Cara Luana,
É a primeira vez que lhe escrevo e eu gosto imenso disto: a idéia de uma nova correspondente me faz sorrir — me leva de volta no tempo, quando os envelopes chegavam de várias partes do mundo, dizendo novidades singulares.
E eu que não era boa em conviver com pessoas, estabelecia contato com “novas formas de vida”. Criaturas feitas de papel: sem corpos. Apenas alma… Traduzida em palavras, que diziam realidades, lugares e teciam confissões.
Sabia tudo e nada a respeito daquelas figuras disformes. Achava curioso quando recebia fotografias. Na qualidade de leitora, o meu imaginário desenhava possibilidades — raramente acertava. Pior, às vezes, acontecia de a imagem enviada entrar em conflito e não combinar com o que dizia as linhas das missivas que lia. Era um efeito espantoso, minha cara.
Eu me lembrava da descrição feita pela poeta Emily Dickinson em carta enviado ao Senhor Thomas Higginson e me divertia horrores ao tentar imitá-la — repetindo-a: sem enviar uma fotografia minha.

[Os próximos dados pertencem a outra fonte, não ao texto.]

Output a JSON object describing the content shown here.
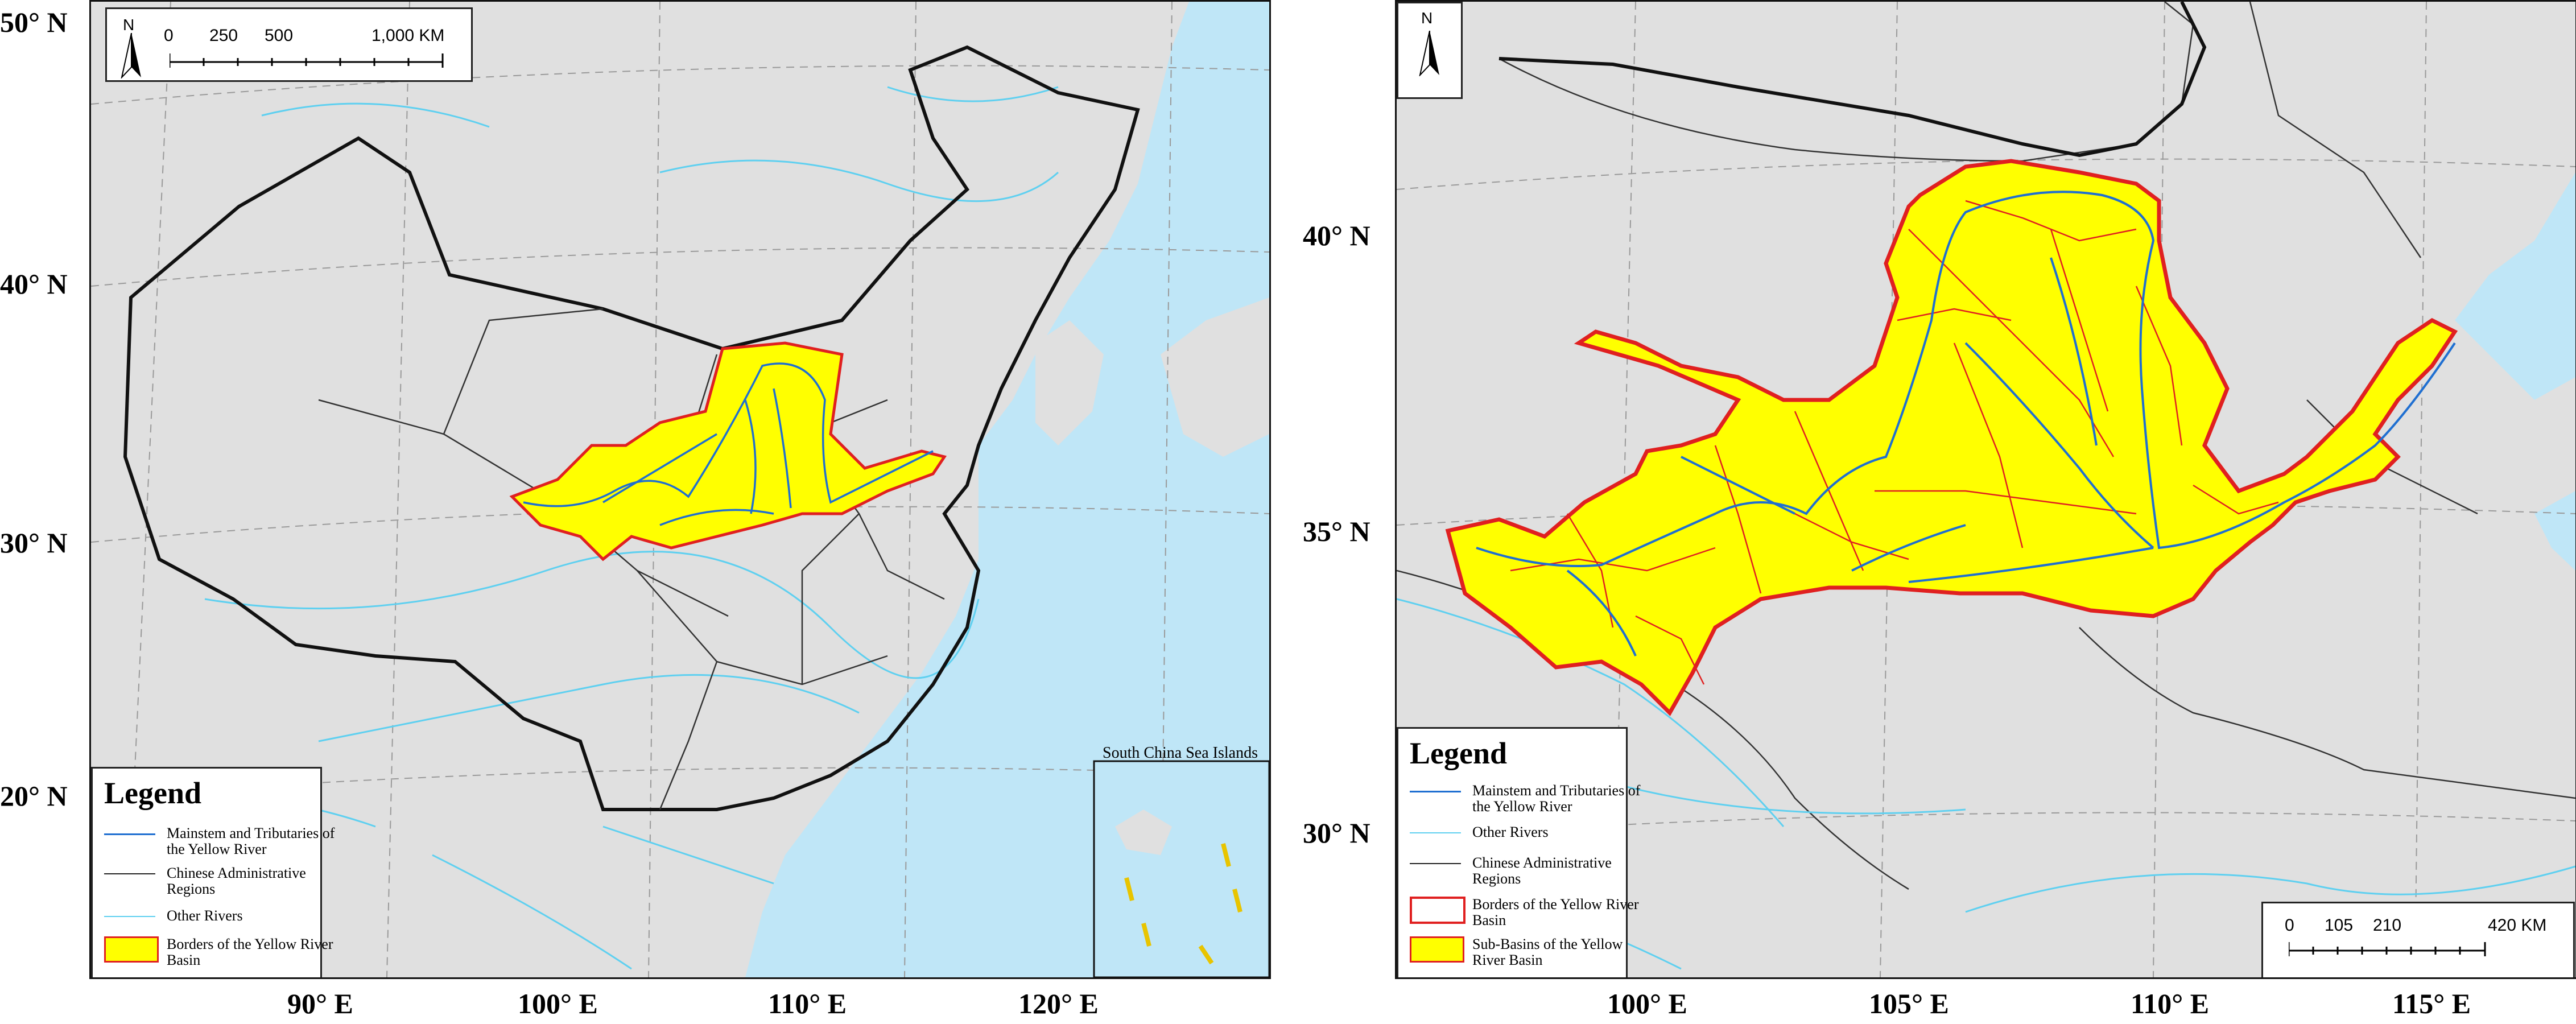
{
  "left_map": {
    "lat_labels": [
      "50° N",
      "40° N",
      "30° N",
      "20° N"
    ],
    "lon_labels": [
      "90° E",
      "100° E",
      "110° E",
      "120° E"
    ],
    "scale": {
      "north": "N",
      "ticks": [
        "0",
        "250",
        "500",
        "1,000 KM"
      ]
    },
    "inset_title": "South China Sea Islands",
    "legend": {
      "title": "Legend",
      "items": [
        {
          "type": "line",
          "color": "#1f6fd1",
          "label": "Mainstem and Tributaries of the Yellow River"
        },
        {
          "type": "line",
          "color": "#222222",
          "label": "Chinese Administrative Regions"
        },
        {
          "type": "line",
          "color": "#5fd0f0",
          "label": "Other Rivers"
        },
        {
          "type": "box",
          "fill": "#ffff00",
          "stroke": "#e02020",
          "label": "Borders of the Yellow River Basin"
        }
      ]
    }
  },
  "right_map": {
    "lat_labels": [
      "40° N",
      "35° N",
      "30° N"
    ],
    "lon_labels": [
      "100° E",
      "105° E",
      "110° E",
      "115° E"
    ],
    "scale": {
      "north": "N",
      "ticks": [
        "0",
        "105",
        "210",
        "420 KM"
      ]
    },
    "legend": {
      "title": "Legend",
      "items": [
        {
          "type": "line",
          "color": "#1f6fd1",
          "label": "Mainstem and Tributaries of the Yellow River"
        },
        {
          "type": "line",
          "color": "#5fd0f0",
          "label": "Other Rivers"
        },
        {
          "type": "line",
          "color": "#222222",
          "label": "Chinese Administrative Regions"
        },
        {
          "type": "box",
          "fill": "#ffffff",
          "stroke": "#e02020",
          "label": "Borders of the Yellow River Basin"
        },
        {
          "type": "box",
          "fill": "#ffff00",
          "stroke": "#e02020",
          "label": "Sub-Basins of the Yellow River Basin"
        }
      ]
    }
  },
  "colors": {
    "land": "#e0e0e0",
    "sea": "#bfe6f7",
    "basin": "#ffff00",
    "basin_border": "#e02020",
    "mainstem": "#1f6fd1",
    "other_river": "#5fd0f0"
  }
}
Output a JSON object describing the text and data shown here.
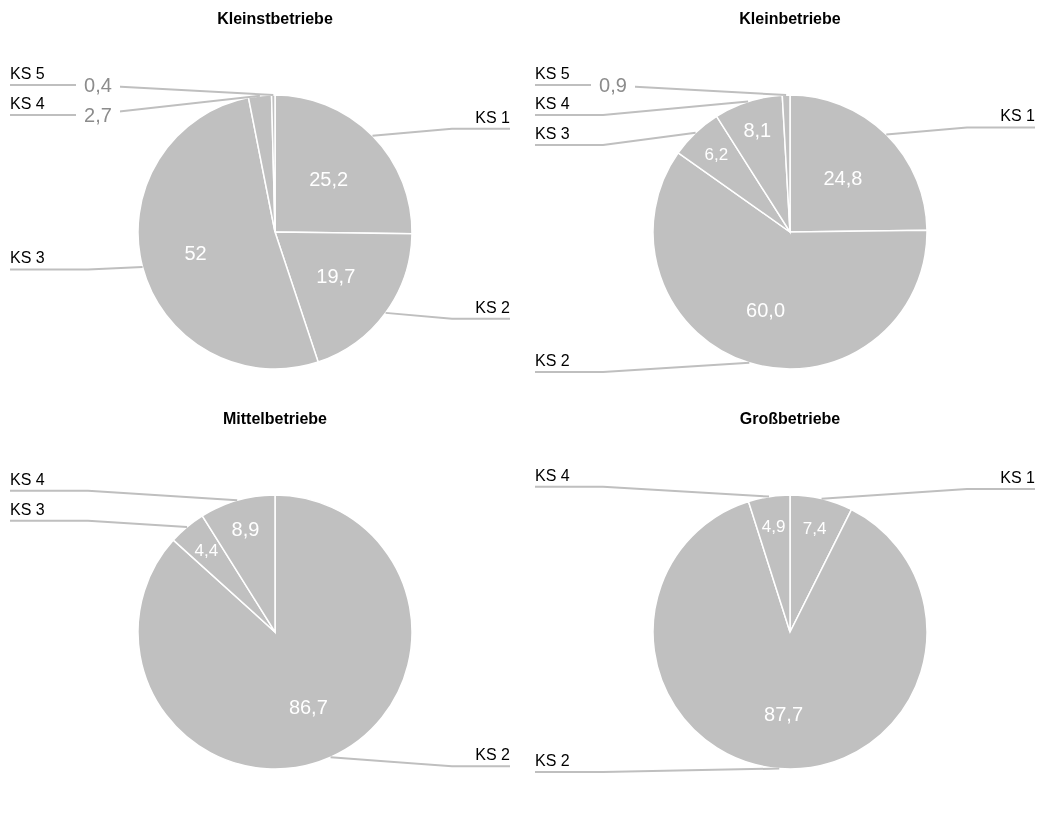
{
  "chart_data": [
    {
      "type": "pie",
      "title": "Kleinstbetriebe",
      "categories": [
        "KS 1",
        "KS 2",
        "KS 3",
        "KS 4",
        "KS 5"
      ],
      "values": [
        25.2,
        19.7,
        52,
        2.7,
        0.4
      ],
      "value_labels": [
        "25,2",
        "19,7",
        "52",
        "2,7",
        "0,4"
      ],
      "colors": [
        "#c0c0c0",
        "#c0c0c0",
        "#c0c0c0",
        "#c0c0c0",
        "#c0c0c0"
      ]
    },
    {
      "type": "pie",
      "title": "Kleinbetriebe",
      "categories": [
        "KS 1",
        "KS 2",
        "KS 3",
        "KS 4",
        "KS 5"
      ],
      "values": [
        24.8,
        60.0,
        6.2,
        8.1,
        0.9
      ],
      "value_labels": [
        "24,8",
        "60,0",
        "6,2",
        "8,1",
        "0,9"
      ],
      "colors": [
        "#c0c0c0",
        "#c0c0c0",
        "#c0c0c0",
        "#c0c0c0",
        "#c0c0c0"
      ]
    },
    {
      "type": "pie",
      "title": "Mittelbetriebe",
      "categories": [
        "KS 2",
        "KS 3",
        "KS 4"
      ],
      "values": [
        86.7,
        4.4,
        8.9
      ],
      "value_labels": [
        "86,7",
        "4,4",
        "8,9"
      ],
      "colors": [
        "#c0c0c0",
        "#c0c0c0",
        "#c0c0c0"
      ]
    },
    {
      "type": "pie",
      "title": "Großbetriebe",
      "categories": [
        "KS 1",
        "KS 2",
        "KS 4"
      ],
      "values": [
        7.4,
        87.7,
        4.9
      ],
      "value_labels": [
        "7,4",
        "87,7",
        "4,9"
      ],
      "colors": [
        "#c0c0c0",
        "#c0c0c0",
        "#c0c0c0"
      ]
    }
  ]
}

Curioso pensar nisso ao escrever-te nesse tempo de exaltação do “eu” — as redes sociais nos vendem e eu só consigo repetir o verso de Caetano “é que Narciso acha feio o que não é espelho”.
Enfim, se fosse me descrever para você nessas linhas, eu repetiria a menina que eu fui: arisca e rebelde, inquieta e atrevida. Pouca coisa mudou nesse sentido. Para lhe ser sincera, penso que piorei. Mas sigo sendo marinheira… De primeira viagem (?) talvez… A única certeza que tenho é que estou sempre disposta ao embarque e sou a que grita alto por dentro: barco a deriva, consciente de que essa é a minha melhor condição.
Grata por receber-me em tuas preciosas mãos e aceitar-me em teus olhos.
Au revoir
De vez em quando eu me pego intrusa nas missivas destinadas a outros.